Winners for 2015 were Manchester Trading Standards. Their prize included a year’s claim to the Award itself and the bonus of a tour of the Goldsmiths’ Assay Office in London and lunch in the historical surroundings of Goldsmiths’ Hall in the company of members of the BHC and the Worshipful Company of Goldsmiths.

They also received further training from the Goldsmiths’ Company’s Deputy Warden, Robert Organ.

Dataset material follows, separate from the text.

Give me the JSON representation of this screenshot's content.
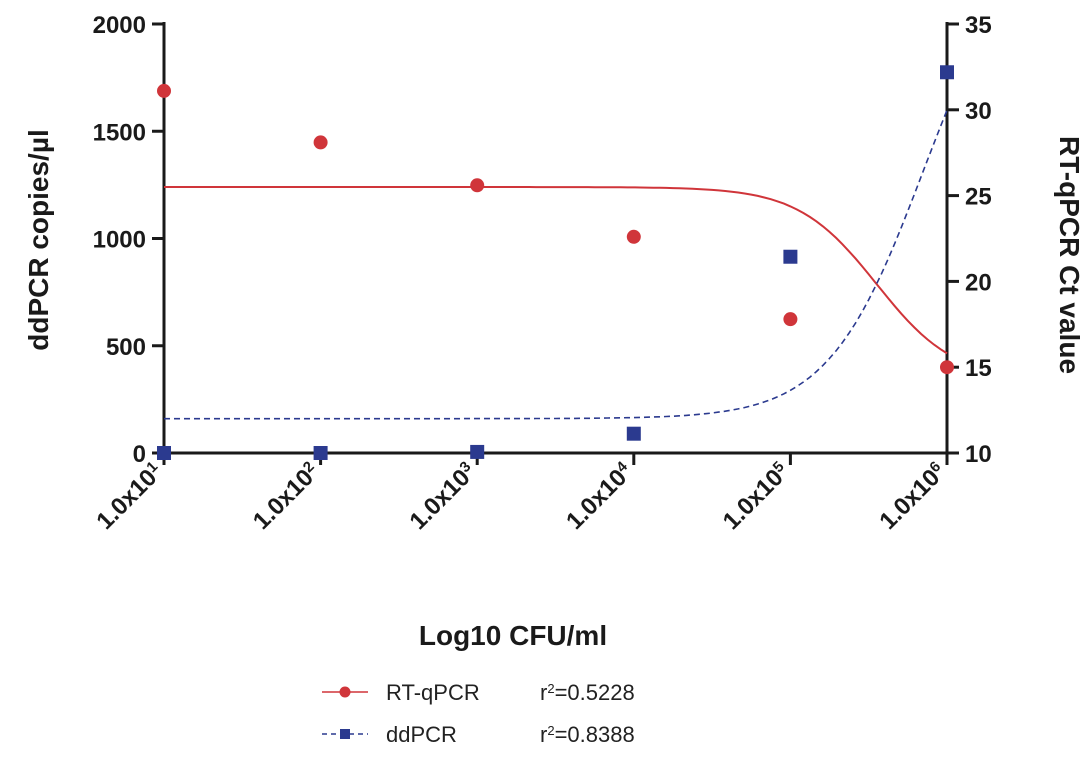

Speaking of entries to this year’s awards, BHC Chairman Christopher Jewitt said: “We are delighted to see the Touchstone Award go from strength to strength.

It is crucial to the health of our buoyant jewellery and precious metal industry to provide a level playing field for both consumers and the trade. Some recent hallmarking investigations have also revealed a much wider underlying network of serious crime.

The British Hallmarking Council is committed to working with the Chartered Institute of Trading Standards and other authorities to enforce our legislation.”

To support this year’s awards, Assay Office Birmingham AnchorCert Academy director Marion Wilson has penned an article to highlight the importance of Touchstone for TS Today, a monthly online magazine for Members of the Chartered Trading Standards Institute.

Among the examples given and their links to serious crime and fraud, Wilson notes: “In the frenzy of concern over life threatening issues such as counterfeit vodka and cigarettes, unsafe toys and brutal loan sharks it is easy to push hallmarking down the list of priorities for enforcement particularly when resources are so stretched. However, entries to the British Hallmarking Council’s Touchstone Award over the past two years indicate how very important this 700-year-old legislation is in protecting both the trade and the consumer.”